Procter & Gamble Deepens Olympic Drive
Procter & Gamble is going for marketing gold at the Winter Olympic Games.
The consumer products maker on Thursday unveiled a "Thanks, Mom" campaign, with commercials highlighting the role of U.S. athletes' mothers while also offering them financial help with Vancouver travel expenses. The campaign adds to its earlier support of the team with sponsorship dollars, a Vancouver family meeting place and advertising deals with such stars as skier Lindsey Vonn and speedskater Apolo Anton Ohno.
With P&G slapping the Team USA logo on everything from Pampers diapers to Pringles chips cans in its biggest Olympics involvement yet, marketing experts say the world's biggest advertiser is pulling out all the stops in a broad-based effort to speed up sales that slowed during the recession.
"They're going to do it in a way that rings the cash register," said Rob Prazmark, a veteran Olympic marketer and consultant.
"It's a forum and an opportunity to tell your story and develop different kinds of campaigns," said Kevin Lane Keller, a marketing professor at the Tuck School of Business at Dartmouth. He said the Winter Games, unlike a one-shot event like the Super Bowl, draw repeat viewers over a couple of weeks.
The company was attracted by the Olympics' appeal for women, teens, 18-to-34-year-olds and other key demographic groups, and will have a multimedia marketing effort, said Kirk Perry, P&G vice president for North America.
The Cincinnati-based maker of Crest toothpaste and Tide detergent is a team sponsor and also is paying for the Family Home, which serves as a meeting place for athletes and families to watch events, eat, and pick up tickets. And athletes with children in diapers can try out a new version of Pampers.
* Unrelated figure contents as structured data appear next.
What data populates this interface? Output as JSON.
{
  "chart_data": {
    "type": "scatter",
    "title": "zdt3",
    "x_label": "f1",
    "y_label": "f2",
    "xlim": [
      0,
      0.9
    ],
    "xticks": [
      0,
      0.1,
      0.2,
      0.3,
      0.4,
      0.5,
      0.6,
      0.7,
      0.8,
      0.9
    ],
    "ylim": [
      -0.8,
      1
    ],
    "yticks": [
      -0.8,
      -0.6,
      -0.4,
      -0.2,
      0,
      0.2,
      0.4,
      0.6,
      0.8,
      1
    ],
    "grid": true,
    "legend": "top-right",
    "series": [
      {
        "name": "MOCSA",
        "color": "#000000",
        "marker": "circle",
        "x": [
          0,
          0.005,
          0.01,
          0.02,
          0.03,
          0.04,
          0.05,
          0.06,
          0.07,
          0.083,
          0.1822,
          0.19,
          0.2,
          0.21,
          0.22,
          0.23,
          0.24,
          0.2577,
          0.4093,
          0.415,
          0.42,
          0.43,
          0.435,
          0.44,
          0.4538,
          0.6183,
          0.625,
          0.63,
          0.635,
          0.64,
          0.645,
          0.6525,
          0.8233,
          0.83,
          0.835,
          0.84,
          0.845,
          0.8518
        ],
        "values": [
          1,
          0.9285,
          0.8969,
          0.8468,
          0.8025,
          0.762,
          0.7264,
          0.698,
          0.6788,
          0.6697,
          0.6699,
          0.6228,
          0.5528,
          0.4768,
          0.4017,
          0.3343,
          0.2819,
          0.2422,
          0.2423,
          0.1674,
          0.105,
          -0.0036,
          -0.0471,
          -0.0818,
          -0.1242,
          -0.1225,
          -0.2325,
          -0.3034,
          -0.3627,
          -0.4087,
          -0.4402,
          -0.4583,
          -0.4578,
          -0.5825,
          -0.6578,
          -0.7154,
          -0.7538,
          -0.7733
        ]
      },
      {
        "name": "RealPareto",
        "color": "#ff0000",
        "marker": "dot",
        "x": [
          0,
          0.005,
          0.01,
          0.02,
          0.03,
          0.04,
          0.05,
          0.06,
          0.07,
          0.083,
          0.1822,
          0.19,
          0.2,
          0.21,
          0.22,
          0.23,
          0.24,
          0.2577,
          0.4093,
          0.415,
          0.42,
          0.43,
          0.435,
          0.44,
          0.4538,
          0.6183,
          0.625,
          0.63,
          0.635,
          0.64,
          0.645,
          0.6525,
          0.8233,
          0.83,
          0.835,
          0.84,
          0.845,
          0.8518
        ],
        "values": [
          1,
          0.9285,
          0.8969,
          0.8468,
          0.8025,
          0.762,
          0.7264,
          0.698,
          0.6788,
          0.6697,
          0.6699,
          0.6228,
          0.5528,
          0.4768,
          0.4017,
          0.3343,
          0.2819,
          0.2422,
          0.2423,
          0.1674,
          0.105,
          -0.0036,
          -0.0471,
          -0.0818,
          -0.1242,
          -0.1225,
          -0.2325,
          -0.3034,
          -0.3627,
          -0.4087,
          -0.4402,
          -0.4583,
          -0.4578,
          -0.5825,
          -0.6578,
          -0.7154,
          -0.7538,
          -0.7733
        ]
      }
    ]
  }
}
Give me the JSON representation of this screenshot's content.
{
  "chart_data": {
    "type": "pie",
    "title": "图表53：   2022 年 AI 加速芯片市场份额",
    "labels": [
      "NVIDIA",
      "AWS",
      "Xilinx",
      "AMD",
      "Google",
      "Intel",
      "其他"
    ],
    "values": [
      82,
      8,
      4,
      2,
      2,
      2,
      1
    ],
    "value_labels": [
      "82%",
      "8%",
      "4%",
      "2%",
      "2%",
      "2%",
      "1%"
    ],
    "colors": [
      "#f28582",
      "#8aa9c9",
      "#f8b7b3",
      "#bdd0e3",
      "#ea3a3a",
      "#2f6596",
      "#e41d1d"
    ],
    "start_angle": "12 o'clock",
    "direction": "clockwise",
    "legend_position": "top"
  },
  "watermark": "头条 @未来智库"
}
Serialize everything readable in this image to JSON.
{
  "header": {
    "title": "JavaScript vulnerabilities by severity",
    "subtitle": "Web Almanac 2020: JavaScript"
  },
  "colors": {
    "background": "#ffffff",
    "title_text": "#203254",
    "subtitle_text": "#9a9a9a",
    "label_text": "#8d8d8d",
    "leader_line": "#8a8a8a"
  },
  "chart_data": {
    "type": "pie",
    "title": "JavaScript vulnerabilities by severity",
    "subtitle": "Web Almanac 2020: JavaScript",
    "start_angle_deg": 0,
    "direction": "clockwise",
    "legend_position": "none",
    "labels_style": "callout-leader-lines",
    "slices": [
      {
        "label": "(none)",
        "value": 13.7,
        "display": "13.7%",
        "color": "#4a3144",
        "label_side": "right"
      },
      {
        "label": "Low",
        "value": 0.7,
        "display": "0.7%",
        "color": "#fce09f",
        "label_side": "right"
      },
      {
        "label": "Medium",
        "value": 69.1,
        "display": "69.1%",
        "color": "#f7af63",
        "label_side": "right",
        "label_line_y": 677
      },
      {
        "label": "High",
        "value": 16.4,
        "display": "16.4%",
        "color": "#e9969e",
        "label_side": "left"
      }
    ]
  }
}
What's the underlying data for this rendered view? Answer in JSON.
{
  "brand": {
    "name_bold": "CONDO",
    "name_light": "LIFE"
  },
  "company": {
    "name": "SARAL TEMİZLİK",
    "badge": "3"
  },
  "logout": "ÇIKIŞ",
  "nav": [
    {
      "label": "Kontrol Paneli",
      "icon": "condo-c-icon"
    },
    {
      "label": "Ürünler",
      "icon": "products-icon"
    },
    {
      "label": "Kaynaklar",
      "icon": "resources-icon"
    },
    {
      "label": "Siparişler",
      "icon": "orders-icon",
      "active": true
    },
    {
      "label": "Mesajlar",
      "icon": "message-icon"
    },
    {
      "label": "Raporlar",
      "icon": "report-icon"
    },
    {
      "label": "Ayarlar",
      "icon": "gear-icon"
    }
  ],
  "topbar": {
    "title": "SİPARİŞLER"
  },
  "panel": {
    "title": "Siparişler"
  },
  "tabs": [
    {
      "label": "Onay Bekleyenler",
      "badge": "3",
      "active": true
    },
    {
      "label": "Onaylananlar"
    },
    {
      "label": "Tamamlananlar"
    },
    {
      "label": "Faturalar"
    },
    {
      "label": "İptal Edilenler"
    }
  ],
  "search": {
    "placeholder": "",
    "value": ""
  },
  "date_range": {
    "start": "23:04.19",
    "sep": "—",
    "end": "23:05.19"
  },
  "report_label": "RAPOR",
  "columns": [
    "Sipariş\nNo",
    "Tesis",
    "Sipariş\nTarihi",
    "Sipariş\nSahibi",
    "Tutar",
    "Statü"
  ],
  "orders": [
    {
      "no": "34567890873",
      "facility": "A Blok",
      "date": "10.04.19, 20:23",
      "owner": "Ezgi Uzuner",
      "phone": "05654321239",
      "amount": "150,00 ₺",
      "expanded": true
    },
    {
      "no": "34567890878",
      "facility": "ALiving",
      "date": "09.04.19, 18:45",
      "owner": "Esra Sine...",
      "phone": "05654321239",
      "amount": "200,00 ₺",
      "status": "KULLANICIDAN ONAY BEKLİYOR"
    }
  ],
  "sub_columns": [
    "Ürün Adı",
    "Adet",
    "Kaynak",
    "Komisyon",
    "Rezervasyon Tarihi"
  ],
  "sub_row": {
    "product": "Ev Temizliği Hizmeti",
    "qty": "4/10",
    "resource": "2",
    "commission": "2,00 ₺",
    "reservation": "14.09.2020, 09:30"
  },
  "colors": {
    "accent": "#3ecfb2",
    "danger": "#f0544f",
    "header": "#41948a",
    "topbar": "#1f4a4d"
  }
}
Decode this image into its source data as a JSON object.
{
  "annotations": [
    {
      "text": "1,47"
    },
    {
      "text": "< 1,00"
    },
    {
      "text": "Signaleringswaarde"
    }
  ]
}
Besides the "Thanks, Mom" commercials, P&G offered athletes' mothers or another key figure in team members' lives pre-loaded debit cards to help with expenses. Amounts weren't disclosed, but P&G officials described them as significant.
"The families of some of our U.S. Olympians are going through a period of hardship with our weakened economy, and the Games can be an extremely expensive experience," Lisa Baird, the U.S. Olympic Committee's chief marketing officer, said in a statement.
P&G won't discuss what it's spending, including an estimated $15 million-$16 million for its Team USA sponsorship that includes the 2012 London Summer Games.
Some key U.S. sponsors including General Motors had pulled out amid the recession, so adding the marketing might of P&G, with an advertising budget of some $8 billion a year, was a coup for the U.S. Olympic Committee.
"The P&G deal saved the USOC sponsorship program from further decline and defections," said Prazmark, who works with the committee. "It showed the marketplace that Olympic marketing was still a valuable commodity if it could attract the likes of P&G."
Meanwhile, he said, studies have shown that effective Olympic campaigns can provide much better brand awareness than typical advertising efforts.
"These things can move market share 2 or 3 percent; when you're dealing with billions of dollars in these categories, moving 1 or 2 percent is a big deal," Prazmark said.
P&G is expected to easily top the $22.6 million Kantar Media reports it spent on 2008 Beijing Games advertising. It has at least 16 U.S. athletes in individual sponsorships deals.